Last updated: May 16, 2026
Privacy policy
This policy describes how SUDOSU, the publisher of TimeReport, processes the personal data of users and customers. It complies with the General Data Protection Regulation (GDPR, EU Regulation 2016/679) and the French "Informatique et Libertés" Act as amended.
1. Data controller
The data controller for data collected on timereport.app is:
- SUDOSU — SASU, share capital €100.00
- 8 rue Jules Vallès, 69100 Villeurbanne, France
- Lyon trade register 931 107 916
- Email: contact@timereport.app
2. Data collected
We collect the following categories of data:
- Account data: first name, last name, email, password (hashed), interface preferences, locale.
- Business data: trade name, SIRET, VAT number, address, bank details (only if entered for billing), information about your clients entered in the Service.
- CRA and invoicing data: days worked, missions, amounts, invoices, signers.
- Payment data: processed directly by Stripe; we do not store any bank data.

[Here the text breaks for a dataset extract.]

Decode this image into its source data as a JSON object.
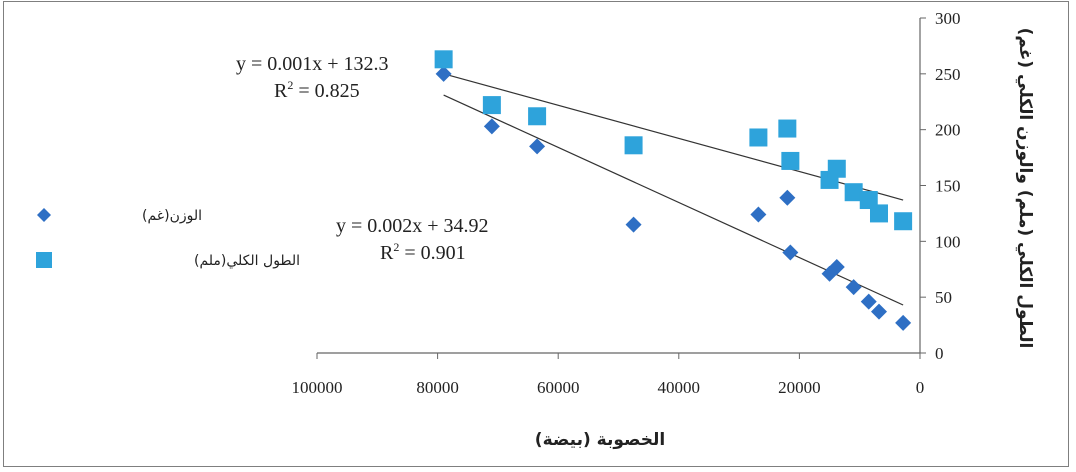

We receive and store a Stripe customer ID and the billing metadata required.
- Technical data: IP address, browser type, access logs, application events (for security and debugging purposes).

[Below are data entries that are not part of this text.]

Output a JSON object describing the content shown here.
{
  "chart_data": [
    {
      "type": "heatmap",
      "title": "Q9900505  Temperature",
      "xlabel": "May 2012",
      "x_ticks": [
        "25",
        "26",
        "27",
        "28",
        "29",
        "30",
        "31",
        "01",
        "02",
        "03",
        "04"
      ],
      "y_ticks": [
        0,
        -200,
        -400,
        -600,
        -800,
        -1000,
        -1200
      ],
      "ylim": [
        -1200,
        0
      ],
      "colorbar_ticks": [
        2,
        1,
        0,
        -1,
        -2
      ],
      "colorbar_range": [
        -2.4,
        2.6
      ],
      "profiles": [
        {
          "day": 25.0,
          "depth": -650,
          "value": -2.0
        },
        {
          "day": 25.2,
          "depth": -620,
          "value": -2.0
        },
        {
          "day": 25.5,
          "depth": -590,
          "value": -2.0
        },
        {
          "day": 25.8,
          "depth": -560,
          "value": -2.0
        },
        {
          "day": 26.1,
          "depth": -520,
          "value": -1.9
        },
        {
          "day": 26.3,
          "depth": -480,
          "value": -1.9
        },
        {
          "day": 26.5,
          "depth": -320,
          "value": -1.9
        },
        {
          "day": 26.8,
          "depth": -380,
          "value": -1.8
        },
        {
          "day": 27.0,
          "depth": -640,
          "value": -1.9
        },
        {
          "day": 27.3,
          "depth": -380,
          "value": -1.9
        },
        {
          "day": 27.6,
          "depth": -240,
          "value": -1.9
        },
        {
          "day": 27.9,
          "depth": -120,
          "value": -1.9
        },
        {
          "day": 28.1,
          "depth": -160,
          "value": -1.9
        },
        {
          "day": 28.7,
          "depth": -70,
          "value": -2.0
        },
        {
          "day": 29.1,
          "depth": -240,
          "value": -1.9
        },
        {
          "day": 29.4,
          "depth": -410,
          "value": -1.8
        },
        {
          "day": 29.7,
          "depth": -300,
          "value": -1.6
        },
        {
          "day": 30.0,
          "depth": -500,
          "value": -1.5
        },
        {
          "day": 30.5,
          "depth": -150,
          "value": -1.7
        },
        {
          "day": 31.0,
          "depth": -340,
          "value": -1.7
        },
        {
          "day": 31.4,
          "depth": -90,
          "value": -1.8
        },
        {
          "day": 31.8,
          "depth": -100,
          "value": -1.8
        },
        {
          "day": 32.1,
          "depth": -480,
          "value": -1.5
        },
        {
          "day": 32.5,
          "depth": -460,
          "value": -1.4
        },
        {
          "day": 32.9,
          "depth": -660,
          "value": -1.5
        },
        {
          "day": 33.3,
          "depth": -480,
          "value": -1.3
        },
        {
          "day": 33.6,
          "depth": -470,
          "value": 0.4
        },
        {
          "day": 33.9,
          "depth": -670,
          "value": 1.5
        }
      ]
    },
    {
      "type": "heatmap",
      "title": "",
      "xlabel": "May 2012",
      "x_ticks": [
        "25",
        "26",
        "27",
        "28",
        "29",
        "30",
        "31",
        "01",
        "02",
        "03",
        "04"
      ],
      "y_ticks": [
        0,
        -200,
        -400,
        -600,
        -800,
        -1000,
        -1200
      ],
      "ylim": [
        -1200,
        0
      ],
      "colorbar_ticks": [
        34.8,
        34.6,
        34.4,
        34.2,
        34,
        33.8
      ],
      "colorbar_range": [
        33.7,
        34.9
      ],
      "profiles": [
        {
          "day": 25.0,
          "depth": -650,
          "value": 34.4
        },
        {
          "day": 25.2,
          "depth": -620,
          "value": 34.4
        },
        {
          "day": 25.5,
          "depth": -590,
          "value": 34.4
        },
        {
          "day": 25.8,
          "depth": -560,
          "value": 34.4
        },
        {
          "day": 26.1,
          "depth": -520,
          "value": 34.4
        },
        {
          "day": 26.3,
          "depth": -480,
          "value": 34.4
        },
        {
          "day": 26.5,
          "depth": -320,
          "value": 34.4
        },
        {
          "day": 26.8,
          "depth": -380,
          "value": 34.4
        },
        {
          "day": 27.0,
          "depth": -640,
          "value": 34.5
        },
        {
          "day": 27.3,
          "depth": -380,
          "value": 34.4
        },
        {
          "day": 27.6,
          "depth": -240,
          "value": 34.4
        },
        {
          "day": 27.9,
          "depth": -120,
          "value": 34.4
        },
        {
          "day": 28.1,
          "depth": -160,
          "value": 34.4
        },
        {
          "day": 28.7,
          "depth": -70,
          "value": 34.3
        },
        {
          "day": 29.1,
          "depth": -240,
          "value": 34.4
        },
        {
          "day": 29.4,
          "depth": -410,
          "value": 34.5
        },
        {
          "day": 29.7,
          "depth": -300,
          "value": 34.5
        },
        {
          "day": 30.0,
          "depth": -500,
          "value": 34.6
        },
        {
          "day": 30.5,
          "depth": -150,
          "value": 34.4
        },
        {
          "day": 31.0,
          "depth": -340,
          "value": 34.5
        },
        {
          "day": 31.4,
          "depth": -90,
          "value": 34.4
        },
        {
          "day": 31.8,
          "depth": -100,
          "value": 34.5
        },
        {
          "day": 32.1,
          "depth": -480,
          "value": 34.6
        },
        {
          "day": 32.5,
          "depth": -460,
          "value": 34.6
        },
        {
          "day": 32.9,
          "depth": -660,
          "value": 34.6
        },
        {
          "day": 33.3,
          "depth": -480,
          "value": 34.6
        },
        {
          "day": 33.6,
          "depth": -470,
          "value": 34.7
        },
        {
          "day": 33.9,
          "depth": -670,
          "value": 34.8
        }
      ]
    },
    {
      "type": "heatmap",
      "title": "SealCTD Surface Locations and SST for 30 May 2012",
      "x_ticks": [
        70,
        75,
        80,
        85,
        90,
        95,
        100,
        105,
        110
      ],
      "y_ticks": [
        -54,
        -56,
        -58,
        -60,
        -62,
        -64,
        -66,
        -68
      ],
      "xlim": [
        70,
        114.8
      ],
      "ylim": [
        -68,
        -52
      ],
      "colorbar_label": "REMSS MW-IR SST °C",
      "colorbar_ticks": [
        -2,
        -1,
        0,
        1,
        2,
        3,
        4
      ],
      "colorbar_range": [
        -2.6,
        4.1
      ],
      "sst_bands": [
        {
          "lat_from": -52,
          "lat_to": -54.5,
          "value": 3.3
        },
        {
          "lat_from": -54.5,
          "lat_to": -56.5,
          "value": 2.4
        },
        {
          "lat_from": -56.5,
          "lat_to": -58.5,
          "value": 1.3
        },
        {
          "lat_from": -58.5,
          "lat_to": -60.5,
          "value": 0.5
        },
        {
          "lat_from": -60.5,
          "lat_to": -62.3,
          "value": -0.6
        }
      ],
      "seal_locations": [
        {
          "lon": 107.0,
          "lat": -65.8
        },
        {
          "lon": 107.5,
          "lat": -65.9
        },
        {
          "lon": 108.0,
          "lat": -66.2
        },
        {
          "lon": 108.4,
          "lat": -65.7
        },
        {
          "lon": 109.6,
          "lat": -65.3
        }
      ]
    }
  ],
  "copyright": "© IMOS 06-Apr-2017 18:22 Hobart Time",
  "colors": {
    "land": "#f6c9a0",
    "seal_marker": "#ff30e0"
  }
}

- Cookies and analytics: see our cookies policy.
3. Purposes and legal bases
| Purpose | Legal basis | Retention period |
|---|---|---|
| Account creation and management | Performance of contract (Terms) | Account lifetime + 3 years after last activity |
| Service provision (CRA, invoices, signatures) | Performance of contract | Account lifetime |
| Billing and payment | Performance of contract + legal obligation | 10 years (accounting obligation) |
| Transactional emails (confirmation, reminders, invoices) | Performance of contract | Account lifetime |
| Newsletter and marketing communications | Consent | Until consent is withdrawn |
| Audience measurement | Consent (analytics cookies) | Up to 13 months |
| Security, fraud prevention, logs | Legitimate interest | 12 months |
| Support and responses to requests | Legitimate interest | 3 years after last exchange |
4. Recipients and processors
Data is accessible to authorized internal teams at SUDOSU (administration, support, accounting). It is also transmitted to the following processors, governed by contracts compliant with article 28 of the GDPR:
- Hostinger International Ltd (Cyprus, hosting in Paris) — hosting of the application and database.
- Stripe Payments Europe Ltd (Ireland) — processing of card payments.
- Mailjet SAS (France) — sending of transactional emails.
- Google Ireland Ltd (Ireland) — audience measurement (Google Analytics), subject to your consent.
- [TO COMPLETE: other processors, e.g. error monitoring service, CDN, support tool.]
5. Transfers outside the EU
Some of our processors (e.g. Google) may process data outside the European Union, particularly in the United States. These transfers are governed by the Standard Contractual Clauses adopted by the European Commission and, where applicable, by the Data Privacy Framework (DPF) for transfers to the United States.
6. Your rights
Under articles 15 to 22 of the GDPR, you have the following rights regarding your data:
- Access: obtain a copy of the data we hold about you;
- Rectification: correct inaccurate or incomplete data;
- Erasure: delete your data in the cases provided for by law ("right to be forgotten");
- Restriction: temporarily restrict processing;
- Objection: object to processing based on legitimate interest or for prospecting purposes;
- Portability: receive your data in a structured, machine-readable format;
- Withdrawal of consent: at any time, without retroactive effect;
- Post-mortem directives: determine what happens to your data after your death.
To exercise these rights, write to contact@timereport.app, specifying the nature of your request. Proof of identity may be requested in case of reasonable doubt.
You also have the right to lodge a complaint with the French data-protection authority (CNIL) — www.cnil.fr.
7. Security
SUDOSU implements technical and organizational measures to protect your data: HTTPS/TLS encryption, hashed passwords, restricted and logged access, regular backups, environment isolation, security updates. Despite these measures, no transmission over the Internet is completely secure; we cannot guarantee absolute security.
8. Cookies
The use of cookies is detailed in our cookies policy.
9. Minors
The Service is not intended for persons under 16. We do not knowingly collect data from minors. If you notice the presence of such data, please report it to contact@timereport.app.
10. Changes
This policy may be updated to reflect changes to the Service or to regulations. The applicable version is the one published on the date of your visit. Material changes will be notified to you by email or via the Service.